Re: Clarification required: BP6 "use HTTP URIs for spatial things" from Jeremy Tandy on 2016-08-31 (public-sdw-wg@w3.org from August 2016)

From: Jeremy Tandy <jeremy.tandy@gmail.com>
Date: Wed, 31 Aug 2016 07:50:26 +0000
To: Clemens Portele <portele@interactive-instruments.de>, Rob Atkinson <rob@metalinkage.com.au>, Phil Archer <phila@w3.org>, Linda van den Brink <l.vandenbrink@geonovum.nl>, Bill Roberts <bill@swirrl.com>
Cc: SDW WG Public List <public-sdw-wg@w3.org>
Message-ID: <CADtUq_2dT8S-VnMUf5wjDGsQXJuPiOv20Oi5UviwNQFF7RGSqA@mail.gmail.com>
Thanks Rob & Clemens ...
On Wed, 31 Aug 2016 at 08:30, Clemens Portele <
portele@interactive-instruments.de> wrote:

> +1
>
>
> On 30 August 2016 at 10:10:26, Jeremy Tandy (jeremy.tandy@gmail.com)
> wrote:
>
> Hi. It would be good to close this issue out & include our collective
> recommendation in the BP doc working draft.
>
> PROPOSAL: SDW working group recommends use of "indirect identifiers" for
> spatial things
>
> ... I'll start the voting.
>
> +1
>
> Jeremy
>
> (BTW, to make sense of the PROPOSAL you'll need to read the email thread)
>
> On Fri, 26 Aug 2016 at 10:12 Linda van den Brink <
> l.vandenbrink@geonovum.nl> wrote:
>
>> So… do we agree we can recommend indirect identifiers, or do we try to
>> fix the issue with getting the correct identifier as Rob describes?
>>
>>
>>
>> While waiting for this I’ve updated the issue and the text referring to
>> the issue in BP6.
>>
>>
>>
>> *Van:* Rob Atkinson [mailto:rob@metalinkage.com.au]

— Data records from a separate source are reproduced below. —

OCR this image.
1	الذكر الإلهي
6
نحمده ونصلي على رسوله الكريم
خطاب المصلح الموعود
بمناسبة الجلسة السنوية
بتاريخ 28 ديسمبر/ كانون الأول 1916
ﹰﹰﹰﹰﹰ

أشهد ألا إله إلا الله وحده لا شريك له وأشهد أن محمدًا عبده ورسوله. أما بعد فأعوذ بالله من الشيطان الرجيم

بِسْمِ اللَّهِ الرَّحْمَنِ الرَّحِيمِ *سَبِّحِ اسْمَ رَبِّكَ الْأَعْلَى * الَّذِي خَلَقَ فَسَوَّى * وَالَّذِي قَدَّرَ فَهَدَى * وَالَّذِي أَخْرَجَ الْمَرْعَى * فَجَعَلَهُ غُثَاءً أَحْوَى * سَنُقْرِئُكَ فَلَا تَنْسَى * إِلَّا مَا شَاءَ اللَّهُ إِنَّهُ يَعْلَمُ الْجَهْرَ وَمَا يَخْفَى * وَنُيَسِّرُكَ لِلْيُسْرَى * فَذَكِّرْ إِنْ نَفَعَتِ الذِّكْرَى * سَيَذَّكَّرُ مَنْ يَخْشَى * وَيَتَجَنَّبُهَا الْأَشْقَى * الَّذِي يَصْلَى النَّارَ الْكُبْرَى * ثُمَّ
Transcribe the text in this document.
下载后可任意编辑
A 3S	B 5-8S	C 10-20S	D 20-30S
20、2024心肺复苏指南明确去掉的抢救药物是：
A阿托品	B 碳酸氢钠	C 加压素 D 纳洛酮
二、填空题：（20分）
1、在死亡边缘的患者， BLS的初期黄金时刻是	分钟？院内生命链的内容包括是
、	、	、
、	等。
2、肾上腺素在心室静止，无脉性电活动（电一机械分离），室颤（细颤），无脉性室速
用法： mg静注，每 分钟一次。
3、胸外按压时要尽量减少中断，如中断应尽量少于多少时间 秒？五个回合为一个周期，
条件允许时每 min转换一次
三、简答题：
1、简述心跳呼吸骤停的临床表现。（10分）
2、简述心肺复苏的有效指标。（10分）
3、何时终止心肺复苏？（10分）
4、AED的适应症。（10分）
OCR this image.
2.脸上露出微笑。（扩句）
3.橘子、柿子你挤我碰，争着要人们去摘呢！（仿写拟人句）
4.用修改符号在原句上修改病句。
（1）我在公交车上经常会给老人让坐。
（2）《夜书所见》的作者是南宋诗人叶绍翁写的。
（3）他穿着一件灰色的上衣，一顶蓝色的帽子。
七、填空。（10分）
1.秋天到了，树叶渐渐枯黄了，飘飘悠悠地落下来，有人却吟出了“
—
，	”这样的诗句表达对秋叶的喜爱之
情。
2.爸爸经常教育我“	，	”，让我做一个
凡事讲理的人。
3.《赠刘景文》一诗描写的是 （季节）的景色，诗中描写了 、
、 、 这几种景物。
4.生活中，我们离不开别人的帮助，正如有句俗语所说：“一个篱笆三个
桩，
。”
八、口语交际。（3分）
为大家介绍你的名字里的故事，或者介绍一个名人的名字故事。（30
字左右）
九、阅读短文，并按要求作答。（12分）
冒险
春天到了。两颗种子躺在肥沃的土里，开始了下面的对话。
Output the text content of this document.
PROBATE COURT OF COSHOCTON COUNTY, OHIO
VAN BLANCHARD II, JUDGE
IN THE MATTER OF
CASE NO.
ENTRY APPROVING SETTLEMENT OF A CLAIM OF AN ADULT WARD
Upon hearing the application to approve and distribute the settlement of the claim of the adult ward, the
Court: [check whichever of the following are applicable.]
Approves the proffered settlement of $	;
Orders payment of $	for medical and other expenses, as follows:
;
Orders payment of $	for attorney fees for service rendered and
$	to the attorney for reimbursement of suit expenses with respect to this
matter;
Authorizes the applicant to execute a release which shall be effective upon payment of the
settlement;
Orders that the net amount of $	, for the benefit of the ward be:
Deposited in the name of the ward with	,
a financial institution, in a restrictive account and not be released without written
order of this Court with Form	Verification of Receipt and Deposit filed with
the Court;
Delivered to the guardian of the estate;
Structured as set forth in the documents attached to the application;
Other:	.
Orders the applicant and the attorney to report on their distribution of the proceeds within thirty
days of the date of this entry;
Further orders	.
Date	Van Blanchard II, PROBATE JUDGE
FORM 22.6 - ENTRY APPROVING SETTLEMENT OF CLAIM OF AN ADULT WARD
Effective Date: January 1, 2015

>> *Verzonden:* woensdag 24 augustus 2016 13:56
>> *Aan:* Jeremy Tandy; Phil Archer; Linda van den Brink; Bill Roberts
>>
>>
>> *CC:* SDW WG Public List
>>
>> *Onderwerp:* Re: Clarification required: BP6 "use HTTP URIs for spatial
>> things"
>>
>>
>>
>> Hi
>>
>>
>>
>> Agree this is a real concern - people cant be blamed for doing the
>> obvious, if dumb, thing..
>>
>>
>>
>> I think we should take note of best practice in the HTML world - which is
>> often to include a citable link to a resource in the rendered view.  Or a
>> "share" or something similar. We can also put fairly explicit annotation in
>> machine-readable code - stating that the resource is about the URI - and
>> even notes saying when citing this resource use the URI....
>>
>>
>>
>> I'd also like to see browsers evolve to offer you the original link or
>> the redirected when cutting and pasting - how hard can it be!
>>
>>
>>
>> Maybe we can get Ed to ask around Google Chrome team for suggestions on
>> how best to handle this :-)
>>
>>
>>
>> Rob
>>
>>
>>
>>
>>
>>
>>
>> On Wed, 24 Aug 2016 at 18:27 Jeremy Tandy <jeremy.tandy@gmail.com> wrote:
>>
>> Yes, I think so ... And we should do so if we are recommending "indirect
>> identification".
>>
>> Jeremy
>>
>> On Wed, 24 Aug 2016 at 09:24, Phil Archer <phila@w3.org> wrote:
>>
>> Bill's comments also made me think about some of the classic arguments,
>> such as that a lake doesn't have a last updated date and isn't 435KB
>> big. Which are true, however, that kind of metadata generally comes from
>> the server, i.e. the HTTP layer. That's an over simplification but the
>> point is that it is relatively easy to avoid deliberately creating
>> misleading metadata - metadata about the doc rather than the thing it
>> describes - and it's also generally easy to avoid looking for that
>> metadata.
>>
>> Is there scope for some BP advice there?
>>
>> Phil.
>>
>> On 24/08/2016 08:25, Jeremy Tandy wrote:
>> > Thanks Linda. More clear examples where being "correct" (in terms of
>> > avoiding uri collisions by using two distinct uris) is making things
>> worse
>> > because users take the wrong one!
>> >
>> > So, as a WG, are we content to recommend this "indirect identification"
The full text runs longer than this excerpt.